Pada keadaan eedema ionik, yang mengikuti edema sitotoksik, nilai KO > 0 peningkatan
transpor ion dan cairan melalui NKCC1, SUR1-regulated NCCa-ATP channel, dan chanel air
aquaporin. Karena nilai KH tetap mendekati nol, maka Jv akan meningkat, dan terjadilah
transfer cairan transendotel, sehingga menyebabkan akumulasi cairan edema ionik. Pada
keadaan edema vasogenik, KO dan KH keduanya > 0, peningkatan KH karena adanya
kerusakan tight junction sel endotel akibat prothrombin, VEGF, dan matrix
metalloproteinases.
Edema ionik terjadi pada fase awal adanya disfungsi endotel, dema ini diakibatkan oleh
iskemik dan akan mendahului terjadinya edema vasogenik dalam 6 jam. Karena edema
sitotoksik sel neuroglial, rongga ekstraseluler otak kekurangan ion dan cairan, hal ini
menimulkan perbedaan gradien yang akan mendorong pergerakan air dan zat terlarut dari
kompartemen vaskuler ke rongga ekstraseluler, pergerakan ini akan terjadi saat adanya
peningkatan permeabilitas transendotel pada sawar darah otak. Peningkatan permeabilitas sel
endotel biasanya karena peningkatan aktifitas dan atau ekspresi dari protein transport ion
yang dipicu adanya iskemik atau metabolit yang toksik. Cairan edema ionik rendah protein
karena masih utuhnya tight junction di sawar darah otak. Tidak seperti sel neuron dan
astrosit, sel endotel tidak mempunyai voltage-gated sodium channels, karena itu
kotransporter sekunder aktif NKCC1, yang terdapat di sisi luminal endotel, berperan penting
dalam pembentukan edema ionik dengan memasukkan sodium dan chloride ke dalam sel.

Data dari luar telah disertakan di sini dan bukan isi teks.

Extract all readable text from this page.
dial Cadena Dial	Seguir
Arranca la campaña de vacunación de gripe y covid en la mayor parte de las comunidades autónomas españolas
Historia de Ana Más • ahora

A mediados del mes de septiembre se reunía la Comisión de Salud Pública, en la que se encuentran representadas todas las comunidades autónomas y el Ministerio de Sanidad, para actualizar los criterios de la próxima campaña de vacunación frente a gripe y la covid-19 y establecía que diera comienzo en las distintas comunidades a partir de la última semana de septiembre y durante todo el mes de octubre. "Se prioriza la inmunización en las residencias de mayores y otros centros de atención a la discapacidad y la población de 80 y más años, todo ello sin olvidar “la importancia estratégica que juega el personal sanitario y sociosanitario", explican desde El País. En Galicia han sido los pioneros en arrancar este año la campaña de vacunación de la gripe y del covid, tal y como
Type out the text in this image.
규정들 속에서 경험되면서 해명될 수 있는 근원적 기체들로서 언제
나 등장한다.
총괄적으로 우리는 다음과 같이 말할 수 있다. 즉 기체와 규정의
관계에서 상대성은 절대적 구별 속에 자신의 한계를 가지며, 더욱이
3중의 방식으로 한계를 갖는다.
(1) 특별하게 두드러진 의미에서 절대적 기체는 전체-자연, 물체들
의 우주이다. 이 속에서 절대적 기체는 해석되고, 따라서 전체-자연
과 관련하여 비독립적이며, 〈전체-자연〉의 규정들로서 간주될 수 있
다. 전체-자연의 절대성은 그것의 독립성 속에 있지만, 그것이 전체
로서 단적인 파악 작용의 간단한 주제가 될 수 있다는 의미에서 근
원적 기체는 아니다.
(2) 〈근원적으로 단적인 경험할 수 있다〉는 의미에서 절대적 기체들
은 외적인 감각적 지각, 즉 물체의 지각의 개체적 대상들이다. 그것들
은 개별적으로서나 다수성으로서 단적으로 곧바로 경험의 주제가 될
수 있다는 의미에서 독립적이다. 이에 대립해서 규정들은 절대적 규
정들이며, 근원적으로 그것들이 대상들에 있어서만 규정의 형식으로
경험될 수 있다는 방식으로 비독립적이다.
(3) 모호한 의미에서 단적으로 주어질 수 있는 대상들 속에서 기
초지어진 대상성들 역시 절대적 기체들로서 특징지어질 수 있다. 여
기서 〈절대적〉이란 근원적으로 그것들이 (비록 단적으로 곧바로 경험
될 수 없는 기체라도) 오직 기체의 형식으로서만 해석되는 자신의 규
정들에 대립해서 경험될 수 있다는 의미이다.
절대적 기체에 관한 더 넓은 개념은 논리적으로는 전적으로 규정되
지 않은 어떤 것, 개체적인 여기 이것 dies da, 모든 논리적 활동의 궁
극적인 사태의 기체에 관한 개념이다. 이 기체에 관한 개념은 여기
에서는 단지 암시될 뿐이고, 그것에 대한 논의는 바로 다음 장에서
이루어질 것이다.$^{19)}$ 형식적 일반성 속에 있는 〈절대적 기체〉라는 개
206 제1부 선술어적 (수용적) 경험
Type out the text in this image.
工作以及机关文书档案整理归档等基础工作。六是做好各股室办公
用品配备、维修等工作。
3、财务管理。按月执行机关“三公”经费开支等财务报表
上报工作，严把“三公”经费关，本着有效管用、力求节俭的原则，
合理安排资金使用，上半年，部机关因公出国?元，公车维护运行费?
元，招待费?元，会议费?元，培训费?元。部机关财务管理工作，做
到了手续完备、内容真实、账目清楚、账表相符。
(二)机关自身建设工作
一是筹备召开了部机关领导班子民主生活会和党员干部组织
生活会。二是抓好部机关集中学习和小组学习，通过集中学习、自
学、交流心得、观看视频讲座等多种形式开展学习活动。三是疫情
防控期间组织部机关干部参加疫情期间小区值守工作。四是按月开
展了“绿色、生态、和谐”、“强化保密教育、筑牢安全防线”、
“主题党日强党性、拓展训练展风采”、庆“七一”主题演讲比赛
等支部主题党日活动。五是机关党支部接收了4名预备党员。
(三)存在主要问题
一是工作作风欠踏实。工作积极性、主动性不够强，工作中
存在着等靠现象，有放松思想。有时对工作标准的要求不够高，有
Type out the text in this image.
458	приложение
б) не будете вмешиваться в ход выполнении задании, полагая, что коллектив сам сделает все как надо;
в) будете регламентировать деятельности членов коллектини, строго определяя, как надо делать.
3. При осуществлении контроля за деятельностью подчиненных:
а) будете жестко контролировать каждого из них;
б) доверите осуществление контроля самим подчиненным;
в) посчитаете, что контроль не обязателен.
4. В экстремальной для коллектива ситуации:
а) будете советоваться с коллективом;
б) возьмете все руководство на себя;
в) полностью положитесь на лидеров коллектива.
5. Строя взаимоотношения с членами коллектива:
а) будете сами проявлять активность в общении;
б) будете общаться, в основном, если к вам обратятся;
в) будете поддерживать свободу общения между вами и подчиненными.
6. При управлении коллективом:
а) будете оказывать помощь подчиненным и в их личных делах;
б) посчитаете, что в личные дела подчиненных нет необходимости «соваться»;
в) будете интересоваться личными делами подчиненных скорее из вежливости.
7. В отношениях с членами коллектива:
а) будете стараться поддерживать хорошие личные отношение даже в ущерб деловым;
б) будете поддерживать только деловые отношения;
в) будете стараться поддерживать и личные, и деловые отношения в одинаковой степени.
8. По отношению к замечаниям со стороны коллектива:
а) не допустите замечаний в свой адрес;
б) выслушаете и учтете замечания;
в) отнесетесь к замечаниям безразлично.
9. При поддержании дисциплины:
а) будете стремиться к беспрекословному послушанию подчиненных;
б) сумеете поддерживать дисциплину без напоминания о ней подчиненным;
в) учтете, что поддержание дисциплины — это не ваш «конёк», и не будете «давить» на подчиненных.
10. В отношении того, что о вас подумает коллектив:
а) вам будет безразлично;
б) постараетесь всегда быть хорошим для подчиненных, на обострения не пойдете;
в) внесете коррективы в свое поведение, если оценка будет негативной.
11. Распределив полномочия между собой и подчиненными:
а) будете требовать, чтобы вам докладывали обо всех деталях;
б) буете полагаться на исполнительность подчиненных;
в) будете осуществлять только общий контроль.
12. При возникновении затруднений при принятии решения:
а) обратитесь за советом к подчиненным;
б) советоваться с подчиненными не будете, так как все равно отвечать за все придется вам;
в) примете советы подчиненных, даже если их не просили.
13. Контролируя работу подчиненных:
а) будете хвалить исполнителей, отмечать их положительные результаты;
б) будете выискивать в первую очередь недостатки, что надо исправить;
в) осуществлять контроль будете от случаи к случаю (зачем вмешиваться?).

Sodium di dalam sel kapiler kemudian akan didorong ke rongga ekstraseluler otak oleh
pompa Na+-K+-ATPase, yang ada di sisi membran adluminal sel kapiler, sedangnkan
chloride melalui chanel anion.
Setelah edema ionik di fase pertama, kemudian di fase kedua disfungsi endotel akibat
iskemik terjadi edema vasogenik, yang ditandai rusaknya tight junctions di sawar darah otak
dan diikuti akumulasi cairan ke rongga intersisial. Penyebab peningkatan permeabilitas
kapiler pada fase edema vasogenik diduga akibat gabungan dari pembengkakan endotel
karena edema sitotoksik, retraksi sel endotel akibat polimerasi aktin, pembentukan gap
interendotel, kerusakan tight junction, dan degradasi enzimatik membrana basalis sel endotel
dan mekanisme lain yang masih belum diketahui. Faktor yang diinduksi iskemia seperti
thrombin, VEGF dan matrix metalloproteinase dapat mengganggu integritas sawar darah
otak seperti telah dijelaskan sebelumnya.